Raw emotions exposed in powerful prisoner play
(Front to back) Jack Hickey, Kevin Theis and Chris Rickett play prisoners in Oak Park Festival Theatre's production of "Someone Who'll Watch Over Me."
‘Someone Who’ll Watch Over Me’
8 p.m. Thursday through Saturday; 3 p.m. Sunday through Nov. 11
Oak Park Festival Theatre, Madison Street Studio Theatre, 1010 W. Madison, Oak Park
$25 adults, $20 seniors; $15 students
(708) 445-4440; oakparkfestival.com
Updated: October 19, 2012 1:24PM
Abducted in a country far from home, stripped of peresonal possessions, chained to a wall and incarcerated for months on end in a dingy, claustrophobic cell with no way of knowing why or for how long.
That’s the unsettling terrain Irish playwright Frank McGuinness explores in his compelling 1992 play, “Someone Who’ll Watch Over Me,” now on stage a superlative production by Oak Park Festival Theatre.
Inspired by a real-life hostage situation in Lebanon during the 1980s, the play finds three male prisoners — an American doctor, an Irish journalist and a British professor — trying to come to terms with the nightmare in which they find themselves ensnared.
Director Belinda Bremner, in a program note, puts her finger on the issues these characters face: “This play speaks to a question I have often returned to: What do we have in ourselves when everything else by which we defined and presented ourselves is stripped away? What do we discover about our preconceptions of ourselves? And, perhaps more important, how do we deal with our preconceptions of others and theirs about us?”
After months of confinement, cellmates, Adam (Chris Rickett), the doctor and Edward (Kevin Theis), the reporter, are frazzled. In fact, when a third hostage, Michael (Jack Hickey), joins them, he’s unsure whether the others have passed the breaking point.
The strain shows on Adam who, not knowing whether it’s day or night or what punishment the Arab guards have planned for him, has upsetting nightmares of his parents, childhood and girlfriend.
He and Edward taunt one another but soon realize they need to stick together if they are to get out alive. Putting on a happy face for their unseen captors who monitor their behavior from the sidelines is a survival technique they quickly pass on to Michael, who is still mourning his late wife and concerned about his aging mother’s well-being.

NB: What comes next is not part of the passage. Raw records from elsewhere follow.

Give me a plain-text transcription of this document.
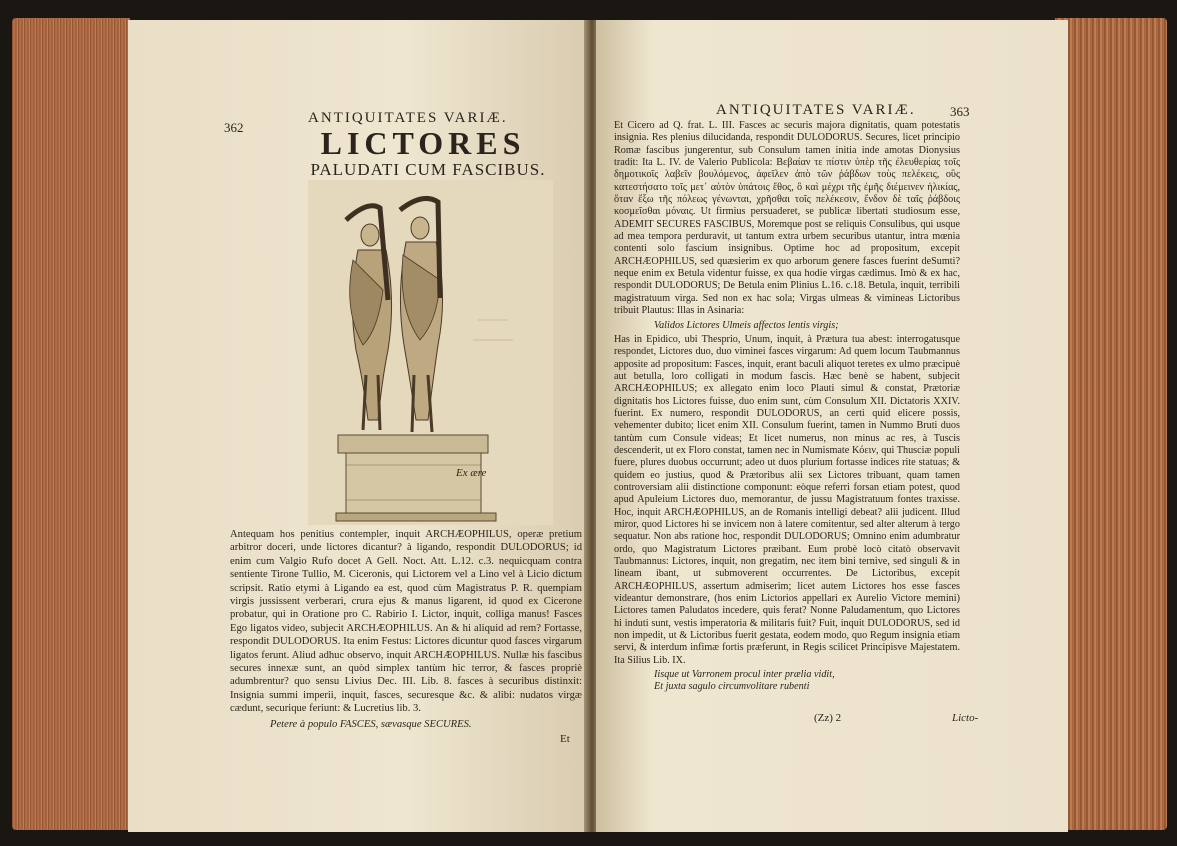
362
ANTIQUITATES VARIÆ.
LICTORES
PALUDATI CUM FASCIBUS.
Ex ære

Antequam hos penitius contempler, inquit ARCHÆOPHILUS, operæ pretium arbitror doceri, unde lictores dicantur? à ligando, respondit DULODORUS; id enim cum Valgio Rufo docet A Gell. Noct. Att. L.12. c.3. nequicquam contra sentiente Tirone Tullio, M. Ciceronis, qui Lictorem vel a Lino vel à Licio dictum scripsit. Ratio etymi à Ligando ea est, quod cùm Magistratus P. R. quempiam virgis jussissent verberari, crura ejus & manus ligarent, id quod ex Cicerone probatur, qui in Oratione pro C. Rabirio I. Lictor, inquit, colliga manus! Fasces Ego ligatos video, subjecit ARCHÆOPHILUS. An & hi aliquid ad rem? Fortasse, respondit DULODORUS. Ita enim Festus: Lictores dicuntur quod fasces virgarum ligatos ferunt. Aliud adhuc observo, inquit ARCHÆOPHILUS. Nullæ his fascibus secures innexæ sunt, an quòd simplex tantùm hic terror, & fasces propriè adumbrentur? quo sensu Livius Dec. III. Lib. 8. fasces à securibus distinxit: Insignia summi imperii, inquit, fasces, securesque &c. & alibi: nudatos virgæ cædunt, securique feriunt: & Lucretius lib. 3.

Petere à populo FASCES, sævasque SECURES.

Et
ANTIQUITATES VARIÆ.	363

Et Cicero ad Q. frat. L. III. Fasces ac securis majora dignitatis, quam potestatis insignia. Res plenius dilucidanda, respondit DULODORUS. Secures, licet principio Romæ fascibus jungerentur, sub Consulum tamen initia inde amotas Dionysius tradit: Ita L. IV. de Valerio Publicola: Βεβαίαν τε πίστιν ὑπὲρ τῆς ἐλευθερίας τοῖς δημοτικοῖς λαβεῖν βουλόμενος, ἀφεῖλεν ἀπὸ τῶν ῥάβδων τοὺς πελέκεις, οὓς κατεστήσατο τοῖς μετ᾽ αὐτὸν ὑπάτοις ἔθος, ὃ καὶ μέχρι τῆς ἐμῆς διέμεινεν ἡλικίας, ὅταν ἔξω τῆς πόλεως γένωνται, χρῆσθαι τοῖς πελέκεσιν, ἔνδον δὲ ταῖς ῥάβδοις κοσμεῖσθαι μόναις. Ut firmius persuaderet, se publicæ libertati studiosum esse, ADEMIT SECURES FASCIBUS, Moremque post se reliquis Consulibus, qui usque ad mea tempora perduravit, ut tantum extra urbem securibus utantur, intra mœnia contenti solo fascium insignibus. Optime hoc ad propositum, excepit ARCHÆOPHILUS, sed quæsierim ex quo arborum genere fasces fuerint deSumti? neque enim ex Betula videntur fuisse, ex qua hodie virgas cædimus. Imò & ex hac, respondit DULODORUS; De Betula enim Plinius L.16. c.18. Betula, inquit, terribili magistratuum virga. Sed non ex hac sola; Virgas ulmeas & vimineas Lictoribus tribuit Plautus: Illas in Asinaria:

Validos Lictores Ulmeis affectos lentis virgis;

Has in Epidico, ubi Thesprio, Unum, inquit, à Prætura tua abest: interrogatusque respondet, Lictores duo, duo viminei fasces virgarum: Ad quem locum Taubmannus apposite ad propositum: Fasces, inquit, erant baculi aliquot teretes ex ulmo præcipuè aut betulla, loro colligati in modum fascis. Hæc benè se habent, subjecit ARCHÆOPHILUS; ex allegato enim loco Plauti simul & constat, Prætoriæ dignitatis hos Lictores fuisse, duo enim sunt, cùm Consulum XII. Dictatoris XXIV. fuerint. Ex numero, respondit DULODORUS, an certi quid elicere possis, vehementer dubito; licet enim XII. Consulum fuerint, tamen in Nummo Bruti duos tantùm cum Consule videas; Et licet numerus, non minus ac res, à Tuscis descenderit, ut ex Floro constat, tamen nec in Numismate Kόειν, qui Thusciæ populi fuere, plures duobus occurrunt; adeo ut duos plurium fortasse indices rite statuas; & quidem eo justius, quod & Prætoribus alii sex Lictores tribuant, quam tamen controversiam alii distinctione componunt: eòque referri forsan etiam potest, quod apud Apuleium Lictores duo, memorantur, de jussu Magistratuum fontes traxisse. Hoc, inquit ARCHÆOPHILUS, an de Romanis intelligi debeat? alii judicent. Illud miror, quod Lictores hi se invicem non à latere comitentur, sed alter alterum à tergo sequatur. Non abs ratione hoc, respondit DULODORUS; Omnino enim adumbratur ordo, quo Magistratum Lictores præibant. Eum probè locò citatò observavit Taubmannus: Lictores, inquit, non gregatim, nec item bini ternive, sed singuli & in lineam ibant, ut submoverent occurrentes. De Lictoribus, excepit ARCHÆOPHILUS, assertum admiserim; licet autem Lictores hos esse fasces videantur demonstrare, (hos enim Lictorios appellari ex Aurelio Victore memini) Lictores tamen Paludatos incedere, quis ferat? Nonne Paludamentum, quo Lictores hi induti sunt, vestis imperatoria & militaris fuit? Fuit, inquit DULODORUS, sed id non impedit, ut & Lictoribus fuerit gestata, eodem modo, quo Regum insignia etiam servi, & interdum infimæ fortis præferunt, in Regis scilicet Principisve Majestatem. Ita Silius Lib. IX.

Iisque ut Varronem procul inter prælia vidit,

Et juxta sagulo circumvolitare rubenti

(Zz) 2	Licto-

To break the boredom, Adam exercises frequently and reads the Bible or Koran, the only available reading matter while Edward and Michael narrate from memory blow-by-blow descriptions of how significant horse races and tennis matches had played out. All three share stories of younger days, talk about sex, movies and sports, sing songs and hold a mock cocktail party, complete with pretend martinis.
As a way of venting their frustration and airing their fears about what fate awaits them, each “writes” letters to their loved ones that they know will never be sent.
A fiercely determined Edward, hanging onto his dignity, declares that his keepers “haven’t made me less than a man. They do as ordered; I do as I choose.”
Hickey, Theis and Rickett, formidable actors all, give life-affirming performances. They hold nothing back in this gripping two-hour play where raw emotions are exposed like an open wound.